Annexe de Féroce, le Livre de Sara, en neuf morceaux.
Telle est telle, telle, telle, l’histoire de Sarah, la malnée, la malmenée, la malfamille, la malfamée. La malaînée, la malaimée.
Avait-elle, Sarah, des frères ? Nul ne sait, mais les langues se délient… Ses frères étaient-ils ses frères ? Les langues, les langues des bouches qui ne savent se tenir, les langues se délient mais ne se remuent point jamais assez (c’est-à-dire sept fois) à travers les courbes du pinceau, de la plume sur le papier (cette ordonnance du secret), les langues se déchaînent dans la fureur excessive de la guerre.
On a trouvé Sarah l’enfant dans les ruines de la maison.
Le maître a parlé et évoquant le miracle, l’accueille en sa famille comme sa fille. Elle aura des frères, qui découvrent cette fille, belle à sept ans tout comme à vingt tout comme à cent.
Elle sera une bouche en plus et les bouches parlent.
Elle n’a pas de langue, déjà, sans doute soufflée, la parole, par le souffle de la bombe.
En cela vouée au silence, ou au secret du texte intérieur. Pas de revendications. Pas de plaintes. Jamais. Pas de bavardage.
Pas de protestation. Non plus.
La fille à la bombe ne peut jamais dire son mécontentement, son désaccord ni même sa peine, le chagrin qu’elle a et qui ne part pas, que la bombe, par effet, lui a dégueulé dessus. La bombe a parlé et l’a souillée.

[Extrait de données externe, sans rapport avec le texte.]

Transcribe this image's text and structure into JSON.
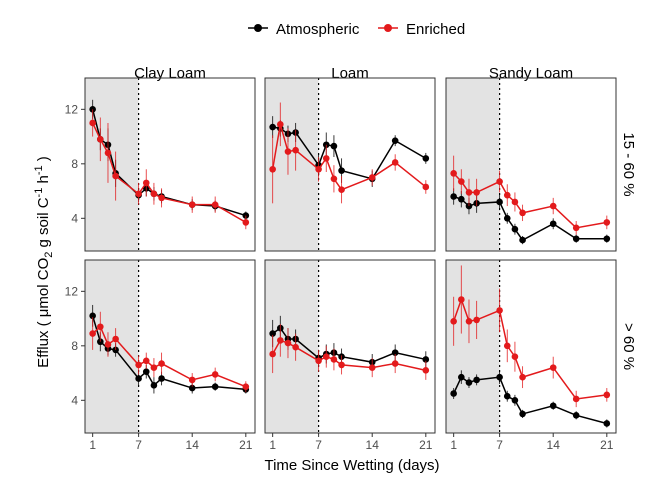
{
  "chart_data": {
    "type": "line",
    "legend": {
      "position": "top",
      "entries": [
        {
          "name": "Atmospheric",
          "color": "#000000"
        },
        {
          "name": "Enriched",
          "color": "#e31a1c"
        }
      ]
    },
    "facet_columns": [
      "Clay Loam",
      "Loam",
      "Sandy Loam"
    ],
    "facet_rows": [
      "15 - 60 %",
      "> 60 %"
    ],
    "xlabel": "Time Since Wetting (days)",
    "ylabel_parts": {
      "a": "Efflux ( μmol CO",
      "b": "2",
      "c": " g soil C",
      "d": "-1",
      "e": " h",
      "f": "-1",
      "g": " )"
    },
    "x_ticks": [
      1,
      7,
      14,
      21
    ],
    "xlim": [
      0,
      22.2
    ],
    "y_ticks_top": [
      4,
      8,
      12
    ],
    "y_ticks_bottom": [
      4,
      8,
      12
    ],
    "ylim_top": [
      1.6,
      14.3
    ],
    "ylim_bottom": [
      1.6,
      14.3
    ],
    "shaded_x_range": [
      0,
      7
    ],
    "vline_x": 7,
    "grid": false,
    "x": [
      1,
      2,
      3,
      4,
      7,
      8,
      9,
      10,
      14,
      17,
      21
    ],
    "panels": [
      {
        "row": 0,
        "col": 0,
        "atmospheric": [
          12.0,
          9.8,
          9.4,
          7.3,
          5.7,
          6.2,
          5.8,
          5.6,
          5.0,
          4.9,
          4.2
        ],
        "atmospheric_err": [
          0.7,
          0.8,
          1.2,
          1.0,
          0.5,
          0.6,
          0.5,
          0.5,
          0.4,
          0.4,
          0.3
        ],
        "enriched": [
          11.0,
          9.8,
          8.8,
          7.1,
          5.8,
          6.6,
          5.8,
          5.5,
          5.0,
          5.0,
          3.7
        ],
        "enriched_err": [
          1.0,
          1.6,
          2.2,
          1.8,
          0.8,
          1.0,
          0.8,
          0.7,
          0.6,
          0.6,
          0.5
        ]
      },
      {
        "row": 0,
        "col": 1,
        "atmospheric": [
          10.7,
          10.6,
          10.2,
          10.3,
          7.9,
          9.4,
          9.3,
          7.5,
          6.9,
          9.7,
          8.4
        ],
        "atmospheric_err": [
          0.8,
          0.6,
          0.6,
          0.7,
          0.8,
          0.9,
          0.8,
          0.9,
          0.6,
          0.4,
          0.4
        ],
        "enriched": [
          7.6,
          10.9,
          8.9,
          9.0,
          7.6,
          8.4,
          6.9,
          6.1,
          7.0,
          8.1,
          6.3
        ],
        "enriched_err": [
          2.5,
          1.6,
          1.7,
          1.5,
          0.9,
          1.0,
          1.0,
          1.0,
          0.6,
          0.6,
          0.5
        ]
      },
      {
        "row": 0,
        "col": 2,
        "atmospheric": [
          5.6,
          5.4,
          4.9,
          5.1,
          5.2,
          4.0,
          3.2,
          2.4,
          3.6,
          2.5,
          2.5
        ],
        "atmospheric_err": [
          0.6,
          0.6,
          0.6,
          0.7,
          0.6,
          0.4,
          0.4,
          0.3,
          0.4,
          0.3,
          0.3
        ],
        "enriched": [
          7.3,
          6.7,
          5.9,
          5.9,
          6.7,
          5.7,
          5.2,
          4.4,
          4.9,
          3.3,
          3.7
        ],
        "enriched_err": [
          1.3,
          0.9,
          1.0,
          1.0,
          0.8,
          0.8,
          0.7,
          0.6,
          0.6,
          0.5,
          0.5
        ]
      },
      {
        "row": 1,
        "col": 0,
        "atmospheric": [
          10.2,
          8.3,
          7.8,
          7.7,
          5.6,
          6.1,
          5.1,
          5.6,
          4.9,
          5.0,
          4.8
        ],
        "atmospheric_err": [
          0.8,
          0.7,
          0.5,
          0.5,
          0.5,
          0.5,
          0.6,
          0.5,
          0.4,
          0.3,
          0.3
        ],
        "enriched": [
          8.9,
          9.4,
          8.1,
          8.5,
          6.6,
          6.9,
          6.4,
          6.7,
          5.5,
          5.9,
          5.0
        ],
        "enriched_err": [
          1.2,
          1.1,
          0.9,
          0.8,
          0.7,
          0.6,
          0.7,
          0.8,
          0.5,
          0.5,
          0.4
        ]
      },
      {
        "row": 1,
        "col": 1,
        "atmospheric": [
          8.9,
          9.3,
          8.5,
          8.5,
          7.1,
          7.4,
          7.5,
          7.2,
          6.8,
          7.5,
          7.0
        ],
        "atmospheric_err": [
          1.0,
          0.9,
          0.8,
          0.7,
          0.6,
          0.7,
          0.7,
          0.6,
          0.6,
          0.6,
          0.6
        ],
        "enriched": [
          7.4,
          8.4,
          8.2,
          7.9,
          6.9,
          7.2,
          7.0,
          6.6,
          6.4,
          6.7,
          6.2
        ],
        "enriched_err": [
          1.4,
          1.2,
          1.1,
          1.0,
          0.8,
          0.8,
          0.8,
          0.7,
          0.7,
          0.7,
          0.7
        ]
      },
      {
        "row": 1,
        "col": 2,
        "atmospheric": [
          4.5,
          5.7,
          5.3,
          5.5,
          5.7,
          4.3,
          4.0,
          3.0,
          3.6,
          2.9,
          2.3
        ],
        "atmospheric_err": [
          0.4,
          0.5,
          0.4,
          0.4,
          0.5,
          0.4,
          0.4,
          0.3,
          0.3,
          0.3,
          0.3
        ],
        "enriched": [
          9.8,
          11.4,
          9.8,
          9.9,
          10.6,
          8.0,
          7.2,
          5.7,
          6.4,
          4.1,
          4.4
        ],
        "enriched_err": [
          1.8,
          2.5,
          1.6,
          1.4,
          1.6,
          1.2,
          1.1,
          0.8,
          0.8,
          0.6,
          0.5
        ]
      }
    ]
  }
}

La parole de la bombe, déliée, déchaînée, l’a – à jamais – enchaînée et enliée, elle, au silence qui vaut tacite reconduction, au silence de l’approbation, au silence sans auteur, sans responsabilité.
Enfant elle est, enfant, dénuée de parole, nue dans le silence, elle restera.
Pas de babil pour son âge, pas de berceuse pour sa nuit.
Pas de trêve, pas de trêve, jamais, pour l’enfant à la bombe, l’enfant de la guerre, c’est-à-dire l’enfant, c’est-à-dire la guerre.